France moved Wednesday to impose a 3 percent tax on Google, Apple, Facebook and other tech giants in a bid to advance an international agreement to clamp down on corporate tax avoidance.
The proposed levy would affect Web companies that bring in more than €750 million ($848 million) in global revenue and €25 million ($28 million) in French receipts, and it would be applied only on domestic sales.
More than two dozen companies meet that threshold, Finance Minister Bruno Le Maire said during a news conference in Paris, according to the Associated Press. Most are U.S.-based, though some large European and Chinese firms also would be compelled to pay.
The tax will raise an estimated €500 million euros ($566 million) a year, Le Maire said.
The French proposal, like others from European nations, comes amid broader efforts to modernize the international tax system. The Organization for Economic Cooperation and Development is developing a plan to close global tax loopholes that allow billions of dollars to escape government coffers. Critics say that tech giants generate enormous wealth, but are not appropriately taxed where they do business.
“These giants have created much value and they have created many jobs, and I will never denounce their success,” Le Maire said, according to Bloomberg. “But we must fight against the distortions that these giants have created, especially on tax optimizations and on the dominant positions many have created. We must create taxation for the 21st century.”
Le Maire cited EU figures that show major tech companies pay, on average, 14 percent less tax than other European companies, according to the AP report. He said the tax would exclude transactions that involve the direct sale of products online but would mostly target firms that use data to sell digital advertising.
The French parliament is expected to pass the tax proposal later this year.
The cost to individual American tech companies could be significant, especially if other nations follow suit or the European Union establishes its own bloc-wide tax on tech firms. Facebook, for instance, does not break down revenue by country, but it took in nearly $14 billion in Europe last year. According to the company’s earnings reports, Facebook paid an effective tax rate of 12.75 percent, on average, in 2018.

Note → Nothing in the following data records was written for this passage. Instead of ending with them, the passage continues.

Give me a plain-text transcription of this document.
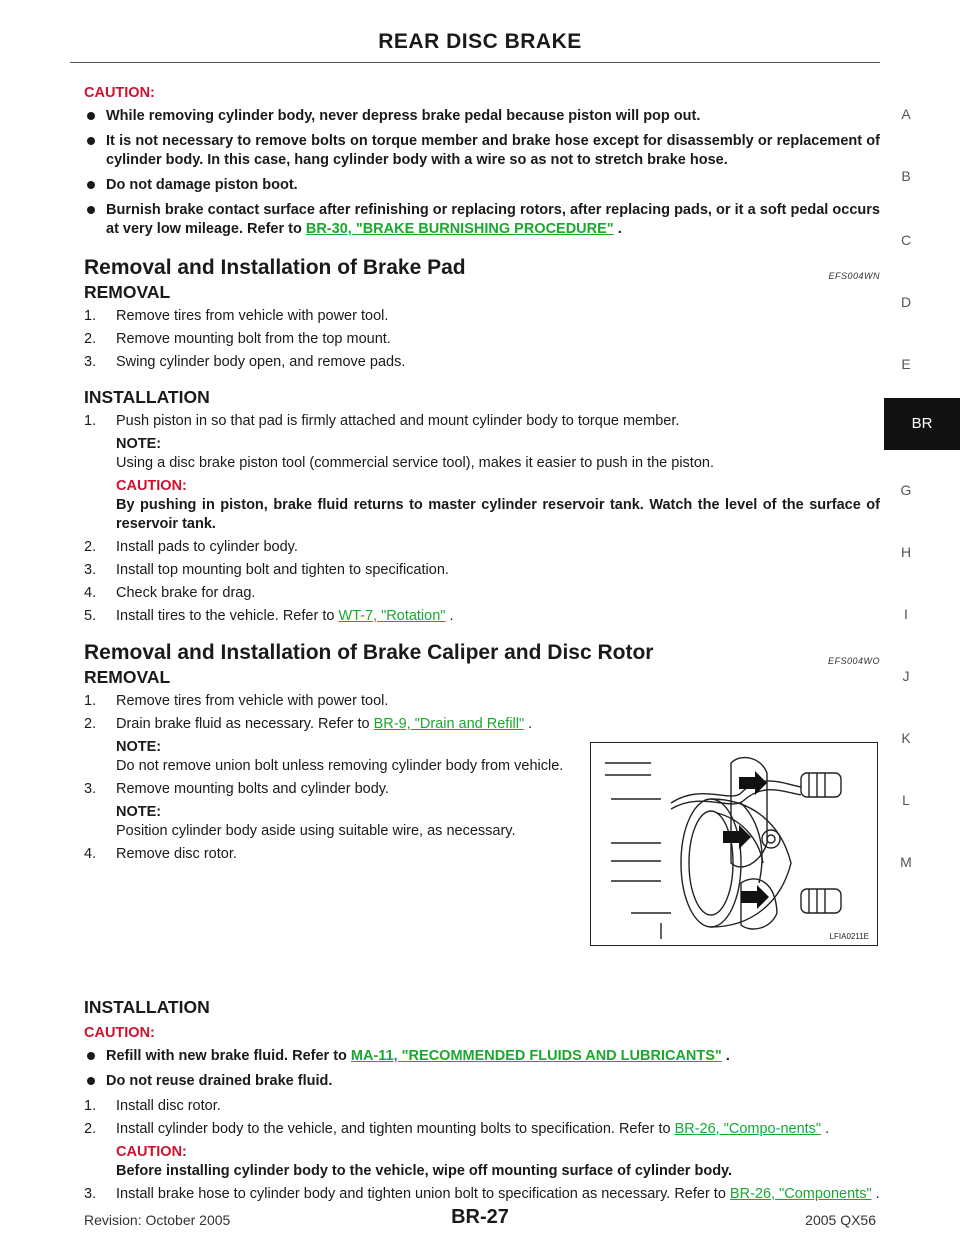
REAR DISC BRAKE
A
B
C
D
E
BR
G
H
I
J
K
L
M

CAUTION:

While removing cylinder body, never depress brake pedal because piston will pop out.
It is not necessary to remove bolts on torque member and brake hose except for disassembly or replacement of cylinder body. In this case, hang cylinder body with a wire so as not to stretch brake hose.
Do not damage piston boot.
Burnish brake contact surface after refinishing or replacing rotors, after replacing pads, or it a soft pedal occurs at very low mileage. Refer to BR-30, "BRAKE BURNISHING PROCEDURE" .

Removal and Installation of Brake Pad	EFS004WN

REMOVAL

1. Remove tires from vehicle with power tool.
2. Remove mounting bolt from the top mount.
3. Swing cylinder body open, and remove pads.

INSTALLATION

1. Push piston in so that pad is firmly attached and mount cylinder body to torque member.
NOTE:
Using a disc brake piston tool (commercial service tool), makes it easier to push in the piston.
CAUTION:
By pushing in piston, brake fluid returns to master cylinder reservoir tank. Watch the level of the surface of reservoir tank.
2. Install pads to cylinder body.
3. Install top mounting bolt and tighten to specification.
4. Check brake for drag.
5. Install tires to the vehicle. Refer to WT-7, "Rotation" .

Removal and Installation of Brake Caliper and Disc Rotor	EFS004WO

REMOVAL

1. Remove tires from vehicle with power tool.
2. Drain brake fluid as necessary. Refer to BR-9, "Drain and Refill" .
NOTE:
Do not remove union bolt unless removing cylinder body from vehicle.
3. Remove mounting bolts and cylinder body.
NOTE:
Position cylinder body aside using suitable wire, as necessary.
4. Remove disc rotor.

INSTALLATION

CAUTION:

Refill with new brake fluid. Refer to MA-11, "RECOMMENDED FLUIDS AND LUBRICANTS" .
Do not reuse drained brake fluid.
1. Install disc rotor.
2. Install cylinder body to the vehicle, and tighten mounting bolts to specification. Refer to BR-26, "Compo-nents" .
CAUTION:
Before installing cylinder body to the vehicle, wipe off mounting surface of cylinder body.
3. Install brake hose to cylinder body and tighten union bolt to specification as necessary. Refer to BR-26, "Components" .
LFIA0211E
Revision: October 2005	BR-27	2005 QX56
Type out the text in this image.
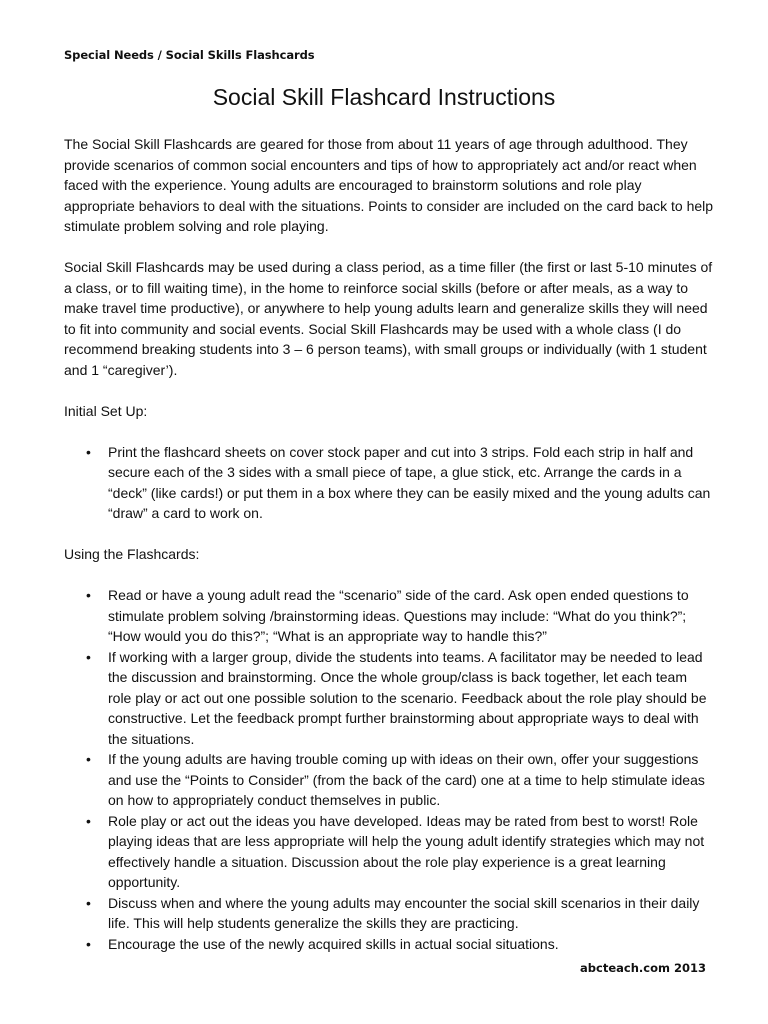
Special Needs / Social Skills Flashcards
Social Skill Flashcard Instructions

The Social Skill Flashcards are geared for those from about 11 years of age through adulthood. They provide scenarios of common social encounters and tips of how to appropriately act and/or react when faced with the experience. Young adults are encouraged to brainstorm solutions and role play appropriate behaviors to deal with the situations. Points to consider are included on the card back to help stimulate problem solving and role playing.

Social Skill Flashcards may be used during a class period, as a time filler (the first or last 5-10 minutes of a class, or to fill waiting time), in the home to reinforce social skills (before or after meals, as a way to make travel time productive), or anywhere to help young adults learn and generalize skills they will need to fit into community and social events. Social Skill Flashcards may be used with a whole class (I do recommend breaking students into 3 – 6 person teams), with small groups or individually (with 1 student and 1 “caregiver’).

Initial Set Up:

• Print the flashcard sheets on cover stock paper and cut into 3 strips. Fold each strip in half and secure each of the 3 sides with a small piece of tape, a glue stick, etc. Arrange the cards in a “deck” (like cards!) or put them in a box where they can be easily mixed and the young adults can “draw” a card to work on.

Using the Flashcards:

• Read or have a young adult read the “scenario” side of the card. Ask open ended questions to stimulate problem solving /brainstorming ideas. Questions may include: “What do you think?”; “How would you do this?”; “What is an appropriate way to handle this?”
• If working with a larger group, divide the students into teams. A facilitator may be needed to lead the discussion and brainstorming. Once the whole group/class is back together, let each team role play or act out one possible solution to the scenario. Feedback about the role play should be constructive. Let the feedback prompt further brainstorming about appropriate ways to deal with the situations.
• If the young adults are having trouble coming up with ideas on their own, offer your suggestions and use the “Points to Consider” (from the back of the card) one at a time to help stimulate ideas on how to appropriately conduct themselves in public.
• Role play or act out the ideas you have developed. Ideas may be rated from best to worst! Role playing ideas that are less appropriate will help the young adult identify strategies which may not effectively handle a situation. Discussion about the role play experience is a great learning opportunity.
• Discuss when and where the young adults may encounter the social skill scenarios in their daily life. This will help students generalize the skills they are practicing.
• Encourage the use of the newly acquired skills in actual social situations.
abcteach.com 2013
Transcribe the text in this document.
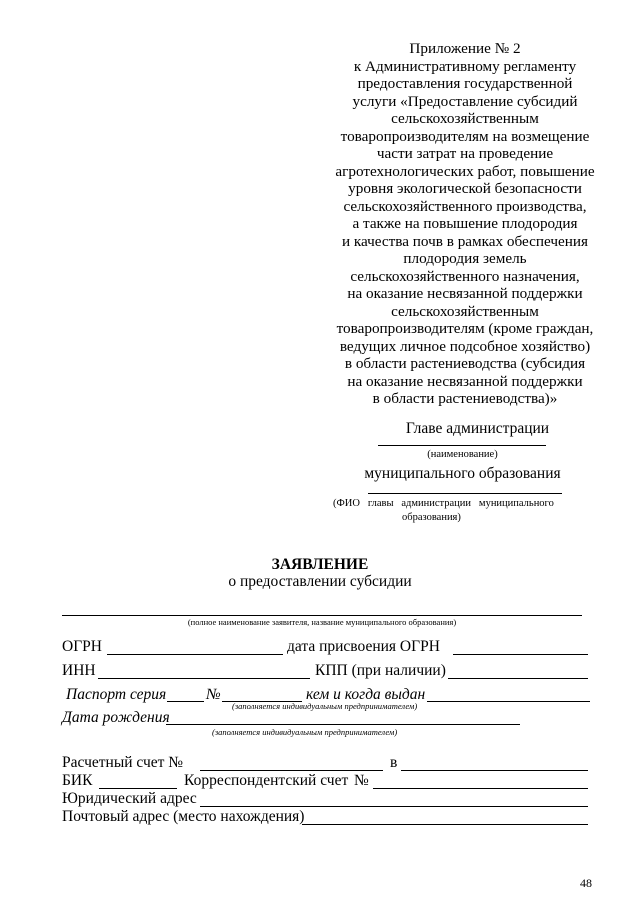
Приложение № 2
к Административному регламенту
предоставления государственной
услуги «Предоставление субсидий
сельскохозяйственным
товаропроизводителям на возмещение
части затрат на проведение
агротехнологических работ, повышение
уровня экологической безопасности
сельскохозяйственного производства,
а также на повышение плодородия
и качества почв в рамках обеспечения
плодородия земель
сельскохозяйственного назначения,
на оказание несвязанной поддержки
сельскохозяйственным
товаропроизводителям (кроме граждан,
ведущих личное подсобное хозяйство)
в области растениеводства (субсидия
на оказание несвязанной поддержки
в области растениеводства)»
Главе администрации
(наименование)
муниципального образования
(ФИО   главы   администрации   муниципального
образования)
ЗАЯВЛЕНИЕ
о предоставлении субсидии
(полное наименование заявителя, название муниципального образования)
ОГРН	дата присвоения ОГРН
ИНН	КПП (при наличии)
Паспорт серия	№	кем и когда выдан
(заполняется индивидуальным предпринимателем)
Дата рождения
(заполняется индивидуальным предпринимателем)
Расчетный счет №	в
БИК	Корреспондентский счет №
Юридический адрес
Почтовый адрес (место нахождения)
48
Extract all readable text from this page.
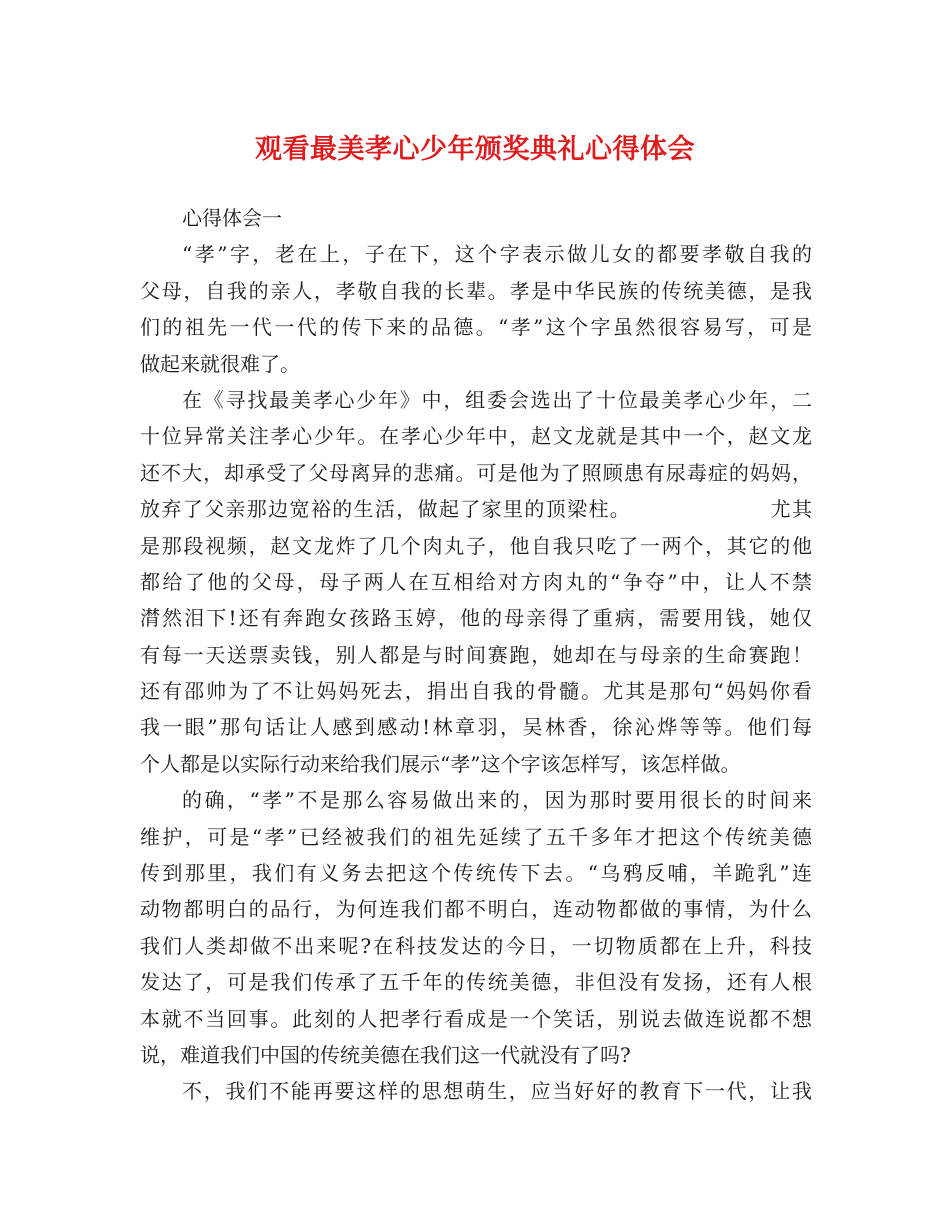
观看最美孝心少年颁奖典礼心得体会
心得体会一
“孝”字，老在上，子在下，这个字表示做儿女的都要孝敬自我的
父母，自我的亲人，孝敬自我的长辈。孝是中华民族的传统美德，是我
们的祖先一代一代的传下来的品德。“孝”这个字虽然很容易写，可是
做起来就很难了。
在《寻找最美孝心少年》中，组委会选出了十位最美孝心少年，二
十位异常关注孝心少年。在孝心少年中，赵文龙就是其中一个，赵文龙
还不大，却承受了父母离异的悲痛。可是他为了照顾患有尿毒症的妈妈，
放弃了父亲那边宽裕的生活，做起了家里的顶梁柱。　　　　　　　尤其
是那段视频，赵文龙炸了几个肉丸子，他自我只吃了一两个，其它的他
都给了他的父母，母子两人在互相给对方肉丸的“争夺”中，让人不禁
潸然泪下!还有奔跑女孩路玉婷，他的母亲得了重病，需要用钱，她仅
有每一天送票卖钱，别人都是与时间赛跑，她却在与母亲的生命赛跑！
还有邵帅为了不让妈妈死去，捐出自我的骨髓。尤其是那句“妈妈你看
我一眼”那句话让人感到感动!林章羽，吴林香，徐沁烨等等。他们每
个人都是以实际行动来给我们展示“孝”这个字该怎样写，该怎样做。
的确，“孝”不是那么容易做出来的，因为那时要用很长的时间来
维护，可是“孝”已经被我们的祖先延续了五千多年才把这个传统美德
传到那里，我们有义务去把这个传统传下去。“乌鸦反哺，羊跪乳”连
动物都明白的品行，为何连我们都不明白，连动物都做的事情，为什么
我们人类却做不出来呢?在科技发达的今日，一切物质都在上升，科技
发达了，可是我们传承了五千年的传统美德，非但没有发扬，还有人根
本就不当回事。此刻的人把孝行看成是一个笑话，别说去做连说都不想
说，难道我们中国的传统美德在我们这一代就没有了吗?
不，我们不能再要这样的思想萌生，应当好好的教育下一代，让我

Facebook said in a statement that it pays all taxes required by law wherever it operates. “We hope that the OECD will finish its work and create a clear, sustainable global agreement on tax,” the company said.
Google said it pays the vast majority of its corporate income tax in the U.S., noting in a statement Wednesday that it has paid a global effective tax rate of 23 percent for the past 10 years. “We always pay all of the taxes due and comply with the tax laws in every country we operate in around the world,” Google said.
Apple and Amazon did not immediately respond to requests for comment.